El experimento priista de gobernadores jóvenes resultó un tremendo fracaso: salieron incapaces y rateros. Quizá todos se vieron en el retrato de Humberto Moreira, un corruptazo que saqueó y endeudó al estado de Coahuila, se hizo multimillonario, y dejó a su hermano de gobernador. Terminó peleándose con su hermano. Se fue a España desde donde mandaba fotos de su abdomen, hasta que lo detuvieron.

No puede entrar a Estados Unidos ni a España; a sus colaboradores les incautaron propiedades y tienen problemas con la justicia de ese país. Pero en medio de su corrupción lo hicieron presidente del PRI. Era su modelo a seguir. Hasta que la justicia le dio un susto del otro lado del océano.

El caso de Javier Duarte es alarmante. Es la actualización de los gorilatos de los setenta. El tipo era de una voracidad sin límite (su colega, el otro Duarte, el de Chihuahua, es niño de pecho comparado con él). Decenas de departamentos en Miami, casas, departamentos en las calles más caras de Polanco, un rancho de concurso en Valle de Bravo, departamento en la zona más exclusiva de Madrid, varios departamentos en New York, otros tantos en Ixtapa –incluso uno especial para recibir visitas. Casas en Houston, en Arizona (a saber para qué), más las de Veracruz. Es de locos. Muy probablemente no sabía siquiera lo que tenía. Hombre dicharachero y bromista, según dicen, dejó en la bancarrota a su estado. En la rapiña que organizó participó su parentela. Prófugo de la justicia, sabe que cada día le salen más delitos y que la libertad puede ser un bien que no vuelva a ver en muchos años.
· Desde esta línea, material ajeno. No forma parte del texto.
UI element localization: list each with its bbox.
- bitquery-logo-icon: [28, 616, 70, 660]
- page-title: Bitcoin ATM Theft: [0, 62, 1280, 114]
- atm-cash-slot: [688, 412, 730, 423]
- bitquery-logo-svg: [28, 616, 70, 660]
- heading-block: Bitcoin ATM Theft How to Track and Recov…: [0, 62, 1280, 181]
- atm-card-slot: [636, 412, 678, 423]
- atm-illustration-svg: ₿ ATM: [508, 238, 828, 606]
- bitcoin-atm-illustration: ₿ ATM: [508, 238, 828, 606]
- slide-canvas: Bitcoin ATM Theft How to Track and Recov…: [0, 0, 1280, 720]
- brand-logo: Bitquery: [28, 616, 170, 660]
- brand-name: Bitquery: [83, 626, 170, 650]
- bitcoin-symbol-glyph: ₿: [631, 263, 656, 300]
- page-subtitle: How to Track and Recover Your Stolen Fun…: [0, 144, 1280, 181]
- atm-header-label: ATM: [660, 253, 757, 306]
Algún priista me dijo hace unos meses que Roberto Borge, el exgobernador de Quintana Roo, era lo más cercano a Nerón que había conocido: “no quemó el estado porque no se le ocurrió”. Y por lo que nos hemos enterado el tipo era un verdadero sátrapa. Repartió tierras a amigos y familiares a precios de risa, prácticamente expropiaba hoteles que se quedaban sus secuaces. Pero no bastaba el robo, tenía que endeudar al estado, dejarlo prácticamente quebrado. Su historia apenas comienza.

Es probable que los partidos se decidan a llevar a cabo la feria de las descalificaciones. Lloverán acusaciones de un lado y de otro hasta quedar tan manchados que el ciudadano no vea las diferencias. Lo que veremos son acusaciones muy graves por parte del gobierno federal: malversación de fondos, fraude, peculado, lavado de dinero, defraudación fiscal, delincuencia organizada. Y claro, es que todo cabe en un exgobernador sabiéndolo acomodar.